Maximum shear stress = 50 kN / 2
Maximum shear stress = 25 kN
So, the magnitude of the normal stress is 100 MPa, the magnitude of the shear stress on the inclined plane is 50,000 kPa, and the maximum shear stress in the block is 25 kN.
To calculate the magnitude of normal and shear stresses on a plane inclined at a certain angle to the axis of the block, you'll need to use the concepts of normal stresses and shear stresses in mechanics.

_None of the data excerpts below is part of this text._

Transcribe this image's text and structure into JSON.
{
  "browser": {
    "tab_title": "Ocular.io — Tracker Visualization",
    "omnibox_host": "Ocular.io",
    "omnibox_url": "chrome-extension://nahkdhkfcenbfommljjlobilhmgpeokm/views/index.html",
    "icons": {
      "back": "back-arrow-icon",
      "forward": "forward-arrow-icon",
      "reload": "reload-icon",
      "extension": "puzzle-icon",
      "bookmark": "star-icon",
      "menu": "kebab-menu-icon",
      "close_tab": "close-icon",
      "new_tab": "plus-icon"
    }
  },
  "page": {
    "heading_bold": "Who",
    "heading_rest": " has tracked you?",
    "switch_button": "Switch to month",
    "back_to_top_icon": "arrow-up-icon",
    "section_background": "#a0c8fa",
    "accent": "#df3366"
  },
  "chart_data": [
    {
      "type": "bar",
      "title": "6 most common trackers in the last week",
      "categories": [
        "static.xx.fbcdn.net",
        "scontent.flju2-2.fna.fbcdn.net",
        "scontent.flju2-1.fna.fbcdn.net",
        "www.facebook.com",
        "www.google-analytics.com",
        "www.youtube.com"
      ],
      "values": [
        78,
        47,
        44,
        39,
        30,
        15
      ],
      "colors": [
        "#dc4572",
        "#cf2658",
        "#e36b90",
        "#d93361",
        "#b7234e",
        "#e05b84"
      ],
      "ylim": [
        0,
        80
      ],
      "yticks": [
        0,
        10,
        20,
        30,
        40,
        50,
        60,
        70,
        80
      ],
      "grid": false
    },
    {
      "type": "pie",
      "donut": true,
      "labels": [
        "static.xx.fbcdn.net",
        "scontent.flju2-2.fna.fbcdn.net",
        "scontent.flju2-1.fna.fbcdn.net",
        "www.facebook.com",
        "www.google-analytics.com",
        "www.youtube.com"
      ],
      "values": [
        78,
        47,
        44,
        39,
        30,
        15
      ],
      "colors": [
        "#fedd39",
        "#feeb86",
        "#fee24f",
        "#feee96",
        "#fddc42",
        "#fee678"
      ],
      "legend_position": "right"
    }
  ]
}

1. Let's start by calculating the normal stress:
The normal stress (σ) is the stress acting perpendicular to the cross-sectional area of the block. The formula to calculate the normal stress is:
σ = F / A,
where σ is the normal stress, F is the compressive load, and A is the cross-sectional area of the block.
Given:
- Compressive load (F) = 50 kN (50,000 N)
- Cross-sectional area (A) = 5 cm^2 (convert to m^2: 5 * 10^(-4) m^2)
Plug in the values into the formula:
σ = 50,000 N / (5 * 10^(-4) m^2)
Calculating that, we get:
Normal stress (σ) = 100,000,000 N/m^2 (or Pa)
2. Next, let's calculate the shear stress:
The shear stress (τ) is the stress acting parallel to the cross-sectional area of the block. When the plane is inclined at an angle to the axis, we use the equation:
τ = σ * sin(2θ),
where τ is the shear stress, σ is the normal stress, and θ is the angle between the normal to the plane and the axial axis of the block (given as 30 degrees in this case).
Plug in the values into the formula:
τ = 100,000,000 N/m^2 * sin(2 * 30°)
Calculating that, we get:
Shear stress (τ) = 50,000,000 N/m^2 (or Pa)
3. Finally, let's determine the maximum shear stress in the block:
The maximum shear stress occurs when the inclined plane is at a 45-degree angle to the axis. In this case, the shear stress (τ_max) can be determined by the following equation:
τ_max = σ / 2,
where τ_max is the maximum shear stress, and σ is the normal stress.
Plug in the value of the normal stress into the equation:
τ_max = 100,000,000 N/m^2 / 2
Calculating that, we get:
Maximum shear stress (τ_max) = 50,000,000 N/m^2 (or Pa).
So, to summarize:
- The magnitude of the normal stress on the inclined plane is 100,000,000 N/m^2 (or Pa).
- The magnitude of the shear stress on the inclined plane is 50,000,000 N/m^2 (or Pa).
- The maximum shear stress in the block is also 50,000,000 N/m^2 (or Pa).